In Italia un dipendente su due non è motivato: solo colpa della crisi?

Dic 11, 2011 6 Comments in Comunicazione Interna, News by

Secondo una ricerca effettuata da Towers Watson, società di consulenza internazionale, in Italia un dipendente su due dichiara di essere insoddisfatto del proprio lavoro.

E’ il livello di soddisfazione più basso in Europa (52%), dietro al Regno Unito, con il 60% di dipendenti che si sentono appagati e impegnati, a Germania, Irlanda e Belgio con il 65% di dipendenti motivati e alla Svizzera (72%). Quali sono le ragioni?

La ricerca evidenzia come l’impatto della crisi economica sia stato rilevante, mettendo in discussione molte certezze e modificando, spesso in modo permanente, le aspettative delle persone. Ma lo studio mette in evidenza anche il ruolo ricoperto da pratiche e comportamenti organizzativi che vanno ripensati alla luce del mutato scenario.

La ricerca mette in rilievo come la leadership esercitata non solo dai top manager ma anche dai capi intermedi appaia un elemento cruciale.
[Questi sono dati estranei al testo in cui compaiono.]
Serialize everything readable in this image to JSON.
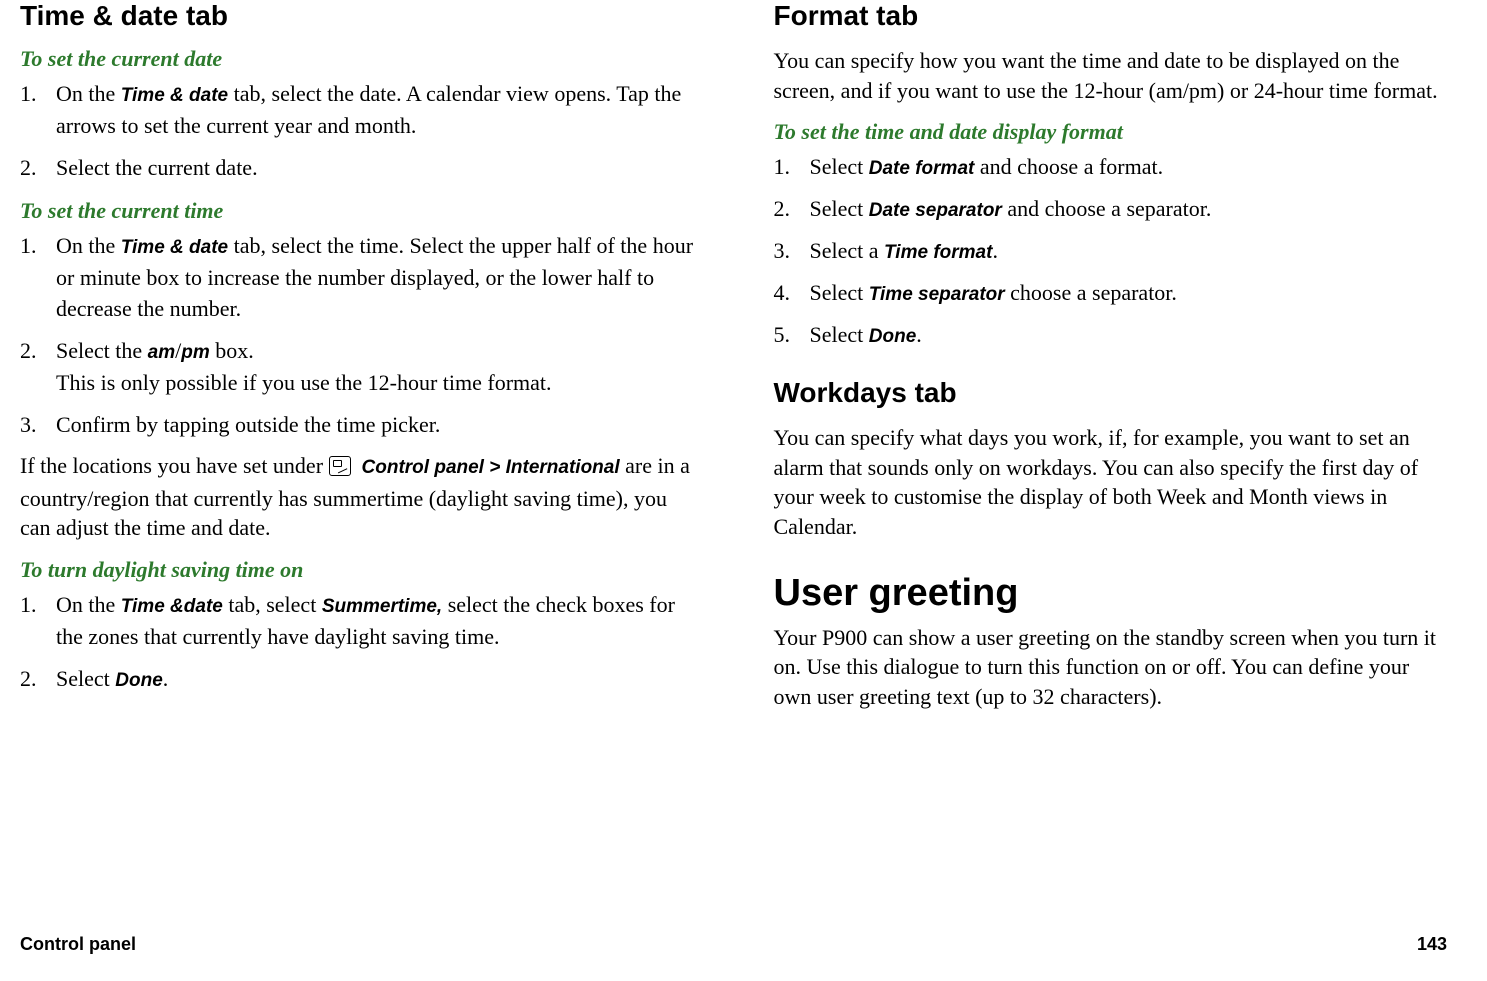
{
  "left": {
    "heading_time_date_tab": "Time & date tab",
    "task_set_current_date": "To set the current date",
    "steps_set_date": [
      {
        "pre": "On the ",
        "ui": "Time & date",
        "post": " tab, select the date. A calendar view opens. Tap the arrows to set the current year and month."
      },
      {
        "text": "Select the current date."
      }
    ],
    "task_set_current_time": "To set the current time",
    "steps_set_time": [
      {
        "pre": "On the ",
        "ui": "Time & date",
        "post": " tab, select the time. Select the upper half of the hour or minute box to increase the number displayed, or the lower half to decrease the number."
      },
      {
        "pre": "Select the ",
        "ui": "am",
        "mid": "/",
        "ui2": "pm",
        "post": " box.",
        "note": "This is only possible if you use the 12-hour time format."
      },
      {
        "text": "Confirm by tapping outside the time picker."
      }
    ],
    "dst_para_pre": "If the locations you have set under ",
    "dst_icon_label": "Control panel > International",
    "dst_para_post": " are in a country/region that currently has summertime (daylight saving time), you can adjust the time and date.",
    "task_dst_on": "To turn daylight saving time on",
    "steps_dst": [
      {
        "pre": "On the ",
        "ui": "Time &date",
        "post": " tab, select ",
        "ui2": "Summertime,",
        "post2": " select the check boxes for the zones that currently have daylight saving time."
      },
      {
        "pre": " Select ",
        "ui": "Done",
        "post": "."
      }
    ]
  },
  "right": {
    "heading_format_tab": "Format tab",
    "format_intro": "You can specify how you want the time and date to be displayed on the screen, and if you want to use the 12-hour (am/pm) or 24-hour time format.",
    "task_set_display_format": "To set the time and date display format",
    "steps_format": [
      {
        "pre": "Select ",
        "ui": "Date format",
        "post": " and choose a format."
      },
      {
        "pre": "Select ",
        "ui": "Date separator",
        "post": " and choose a separator."
      },
      {
        "pre": "Select a ",
        "ui": "Time format",
        "post": "."
      },
      {
        "pre": "Select ",
        "ui": "Time separator",
        "post": "  choose a separator."
      },
      {
        "pre": "Select ",
        "ui": "Done",
        "post": "."
      }
    ],
    "heading_workdays_tab": "Workdays tab",
    "workdays_para": "You can specify what days you work, if, for example, you want to set an alarm that sounds only on workdays. You can also specify the first day of your week to customise the display of both Week and Month views in Calendar.",
    "heading_user_greeting": "User greeting",
    "user_greeting_para": "Your P900 can show a user greeting on the standby screen when you turn it on. Use this dialogue to turn this function on or off. You can define your own user greeting text (up to 32 characters)."
  },
  "footer": {
    "left": "Control panel",
    "right": "143"
  }
}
Più la situazione è difficile e maggiore è la capacità di coinvolgimento e motivazione che la base richiede ai propri referenti: maggiore presenza, maggiore comunicazione, maggiore vicinanza alle persone, maggiore condivisione di obiettivi e strategie.
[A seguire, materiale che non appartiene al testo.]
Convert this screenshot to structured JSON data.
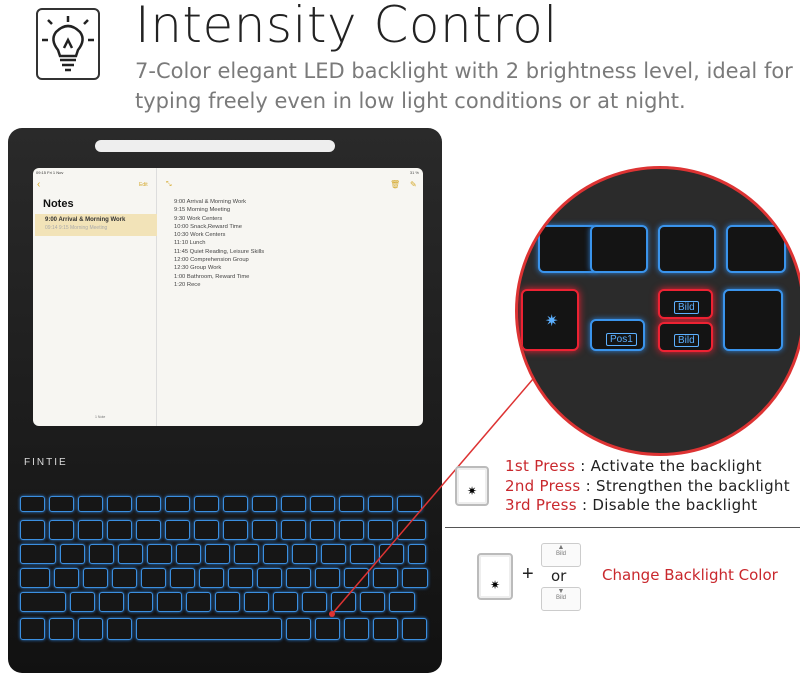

La motivazione non può essere disgiunta dalla consapevolezza. Manager consapevoli degli scenari e degli obiettivi sono in grado di prendere decisioni migliori. Collaboratori consapevoli del perché di determinate scelte e della posta in gioco possono essere maggiormente coinvolti.

Se la consapevolezza è la pietra angolare della motivazione, il riconoscimento è la chiave di volta: valorizzare manager e collaboratori, il loro ruolo, il loro apporto e i risultati raggiunti è fondamentale. Ma il riconoscimento passa per l’ascolto.

E qui occorre fermarsi a riflettere su come viene costruita la comunicazione interna nelle organizzazioni aziendali.

Ammetto di avere un’esperienza limitata di comunicazione interna dato che abitualmente mi occupo di comunicazione esterna. Negli ultimi dieci anni ho però avuto più volte occasione di sviluppare anche progetti di comunicazione interna: dal merger di grandi aziende fino a casi di change management. Una cosa mi ha colpito: mentre nella comunicazione esterna il consumatore diventava sempre più importante e assumeva un ruolo sempre più attivo, poco è cambiato nella comunicazione interna, che, tranne rari casi, continua a essere gestita con criteri verticistici e top down.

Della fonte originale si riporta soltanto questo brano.